6.       Am 23.12.2016 stellte der BF wiederum im Zuge einer fremdenrechtlichen Kontrolle durch Organe des öffentlichen Sicherheitsdienstes einen weiteren (dritten) Antrag auf internationalen Schutz. Zur Begründung seines Antrages führte er an, dass ein Onkel in Uganda Hexer sei und den BF ermorden wolle. Der Onkel habe das auch bereits mit seinem Vater getan.

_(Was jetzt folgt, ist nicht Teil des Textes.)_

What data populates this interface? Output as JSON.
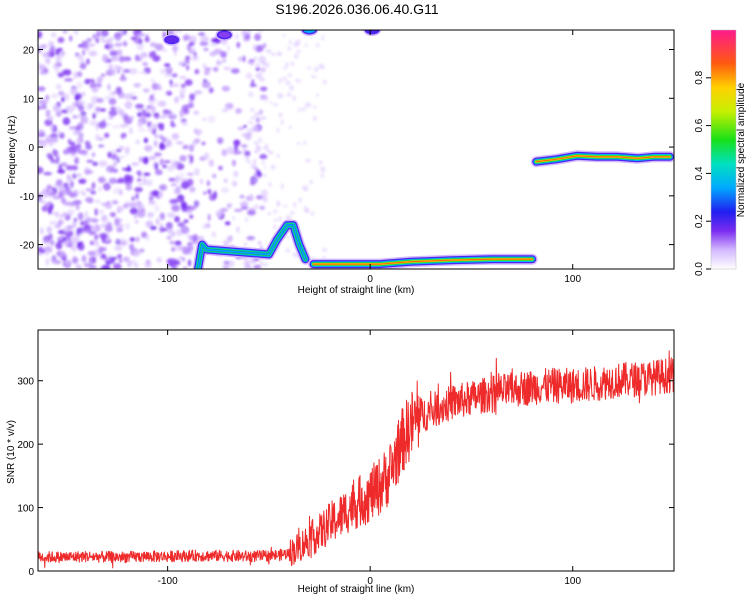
{
  "figure": {
    "title": "S196.2026.036.06.40.G11"
  },
  "chart_data": [
    {
      "type": "heatmap",
      "xlabel": "Height of straight line (km)",
      "ylabel": "Frequency (Hz)",
      "xlim": [
        -164,
        150
      ],
      "ylim": [
        -25,
        24
      ],
      "xticks": [
        -100,
        0,
        100
      ],
      "yticks": [
        -20,
        -10,
        0,
        10,
        20
      ],
      "colorbar": {
        "label": "Normalized spectral amplitude",
        "range": [
          0,
          1
        ],
        "ticks": [
          0.0,
          0.2,
          0.4,
          0.6,
          0.8
        ],
        "tick_labels": [
          "0.0",
          "0.2",
          "0.4",
          "0.6",
          "0.8"
        ]
      },
      "features": [
        {
          "name": "noise-field",
          "x_range": [
            -164,
            -52
          ],
          "freq_range": [
            -25,
            24
          ],
          "amplitude": 0.1
        },
        {
          "name": "upper-edge-blob-1",
          "x": -98,
          "freq": 22,
          "amplitude": 0.18
        },
        {
          "name": "upper-edge-blob-2",
          "x": -72,
          "freq": 23,
          "amplitude": 0.15
        },
        {
          "name": "upper-edge-blob-3",
          "x": -30,
          "freq": 24,
          "amplitude": 0.35
        },
        {
          "name": "upper-edge-blob-4",
          "x": 1,
          "freq": 24,
          "amplitude": 0.2
        },
        {
          "name": "rising-arc",
          "points": [
            [
              -85,
              -25
            ],
            [
              -83,
              -20
            ],
            [
              -81,
              -21
            ],
            [
              -50,
              -22
            ],
            [
              -46,
              -19
            ],
            [
              -41,
              -16
            ],
            [
              -38,
              -16
            ],
            [
              -35,
              -20
            ],
            [
              -32,
              -23
            ]
          ],
          "amplitude": 0.35
        },
        {
          "name": "lower-line",
          "points": [
            [
              -28,
              -24
            ],
            [
              -10,
              -24
            ],
            [
              5,
              -24
            ],
            [
              20,
              -23.5
            ],
            [
              40,
              -23.2
            ],
            [
              60,
              -23
            ],
            [
              80,
              -23
            ]
          ],
          "amplitude": 0.85
        },
        {
          "name": "upper-line",
          "points": [
            [
              82,
              -3
            ],
            [
              92,
              -2.5
            ],
            [
              102,
              -1.8
            ],
            [
              112,
              -2
            ],
            [
              122,
              -2
            ],
            [
              132,
              -2.3
            ],
            [
              140,
              -2
            ],
            [
              148,
              -2
            ]
          ],
          "amplitude": 0.85
        }
      ]
    },
    {
      "type": "line",
      "xlabel": "Height of straight line (km)",
      "ylabel": "SNR (10 * v/v)",
      "xlim": [
        -164,
        150
      ],
      "ylim": [
        0,
        380
      ],
      "xticks": [
        -100,
        0,
        100
      ],
      "yticks": [
        0,
        100,
        200,
        300
      ],
      "series": [
        {
          "name": "SNR",
          "color": "#ee2a2a",
          "x": [
            -164,
            -150,
            -140,
            -130,
            -120,
            -110,
            -100,
            -90,
            -80,
            -70,
            -60,
            -50,
            -45,
            -40,
            -35,
            -30,
            -25,
            -20,
            -15,
            -10,
            -5,
            0,
            5,
            10,
            15,
            20,
            25,
            30,
            40,
            50,
            60,
            70,
            80,
            90,
            100,
            110,
            120,
            130,
            140,
            150
          ],
          "y": [
            22,
            22,
            23,
            22,
            22,
            23,
            23,
            24,
            24,
            24,
            23,
            24,
            25,
            28,
            38,
            50,
            60,
            75,
            85,
            100,
            110,
            120,
            135,
            155,
            200,
            230,
            245,
            252,
            265,
            272,
            280,
            285,
            290,
            292,
            292,
            295,
            300,
            302,
            305,
            310
          ]
        }
      ]
    }
  ]
}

7.       Mit Bescheid des BFA vom 23.05.2017 wurde dieser Antrag des BF vom 23.12.2016 sowohl bezüglich der Zuerkennung des Status des Asylberechtigten als auch bezüglich der Zuerkennung des Status des subsidiär Schutzberechtigten in Bezug auf den Herkunftsstaat Nigeria abgewiesen (Spruchpunkte I. und II.); ein Aufenthaltstitel aus berücksichtigungswürdigen Gründen nicht erteilt, gegen den BF eine Rückkehrentscheidung erlassen und festgestellt, dass die Abschiebung nach Nigeria zulässig sei (Spruchpunkt III.). Des Weiteren wurde einer Beschwerde die aufschiebende Wirkung aberkannt (Spruchpunkt IV.), keine Frist für die freiwillige Ausreise gewährt (Spruchpunkt V.), gegen den BF ein auf die Dauer von sechs Jahren befristetes Einreiseverbot erlassen (Spruchpunkt VI.) und ausgesprochen, dass der BF sein Recht zum Aufenthalt im Bundesgebiet ab dem 27.02.2014 verloren habe (Spruchpunkt VII.). Gegen diesen Bescheid wurde keine Beschwerde erhoben und erwuchs dieser in weiterer Folge in Rechtskraft.

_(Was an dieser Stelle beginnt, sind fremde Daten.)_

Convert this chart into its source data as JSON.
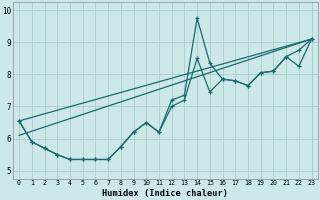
{
  "xlabel": "Humidex (Indice chaleur)",
  "bg_color": "#cce8e8",
  "grid_color": "#aacccc",
  "line_color": "#1a6b6b",
  "xlim": [
    -0.5,
    23.5
  ],
  "ylim": [
    4.75,
    10.25
  ],
  "xticks": [
    0,
    1,
    2,
    3,
    4,
    5,
    6,
    7,
    8,
    9,
    10,
    11,
    12,
    13,
    14,
    15,
    16,
    17,
    18,
    19,
    20,
    21,
    22,
    23
  ],
  "yticks": [
    5,
    6,
    7,
    8,
    9,
    10
  ],
  "trend1": {
    "x": [
      0,
      23
    ],
    "y": [
      6.55,
      9.1
    ]
  },
  "trend2": {
    "x": [
      0,
      23
    ],
    "y": [
      6.1,
      9.1
    ]
  },
  "line1_x": [
    0,
    1,
    2,
    3,
    4,
    5,
    6,
    7,
    8,
    9,
    10,
    11,
    12,
    13,
    14,
    15,
    16,
    17,
    18,
    19,
    20,
    21,
    22,
    23
  ],
  "line1_y": [
    6.55,
    5.9,
    5.7,
    5.5,
    5.35,
    5.35,
    5.35,
    5.35,
    5.75,
    6.2,
    6.5,
    6.2,
    7.2,
    7.35,
    9.75,
    8.35,
    7.85,
    7.8,
    7.65,
    8.05,
    8.1,
    8.55,
    8.75,
    9.1
  ],
  "line2_x": [
    0,
    1,
    2,
    3,
    4,
    5,
    6,
    7,
    8,
    9,
    10,
    11,
    12,
    13,
    14,
    15,
    16,
    17,
    18,
    19,
    20,
    21,
    22,
    23
  ],
  "line2_y": [
    6.55,
    5.9,
    5.7,
    5.5,
    5.35,
    5.35,
    5.35,
    5.35,
    5.75,
    6.2,
    6.5,
    6.2,
    7.0,
    7.2,
    8.5,
    7.45,
    7.85,
    7.8,
    7.65,
    8.05,
    8.1,
    8.55,
    8.25,
    9.1
  ]
}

8.       Am 12.07.2019 stellte der BF im Stande der Schubhaft einen weiteren Antrag auf internationalen Schutz, den er damit begründete, dass er mit sieben Jahren Uganda wegen politischen Problemen verlassen hätte und die Verwandten seines Vaters vorgehabt hätten, ihn als dessen einzigen männlichen Erben zu töten. Neu sei, dass er eine Beziehung mit seiner Freundin im Inland habe, diese heiraten und hier in die Schule gehen und sich fortbilden wolle.

9.       Mit Bescheid des Bundesamtes vom 23.07.2019 wurde der Antrag auf internationalen Schutz des BF vom 12.07.2019 sowohl hinsichtlich der Zuerkennung des Status des Asylberechtigten als auch hinsichtlich der Zuerkennung des Status des subsidiär Schutzberechtigten gemäß § 68 Abs. 1 AVG wegen entschiedener Sache zurückgewiesen (Spruchpunkte I. und II.), ein Aufenthaltstitel aus berücksichtigungswürdigen Gründen nicht erteilt (Spruchpunkt III.) und keine Frist für die freiwillige Ausreise gewährt (Spruchpunkt IV.).

10.      Die dagegen gerichtete Beschwerde wurde mit rechtskräftigem Erkenntnis des Bundesverwaltungsgerichtes vom 11.09.2019, Zl. I419 2222261-1/5E, als unbegründet abgewiesen.

11.      Der BF wurde sodann am 26.09.2019 auf dem Luftweg nach Nigeria abgeschoben.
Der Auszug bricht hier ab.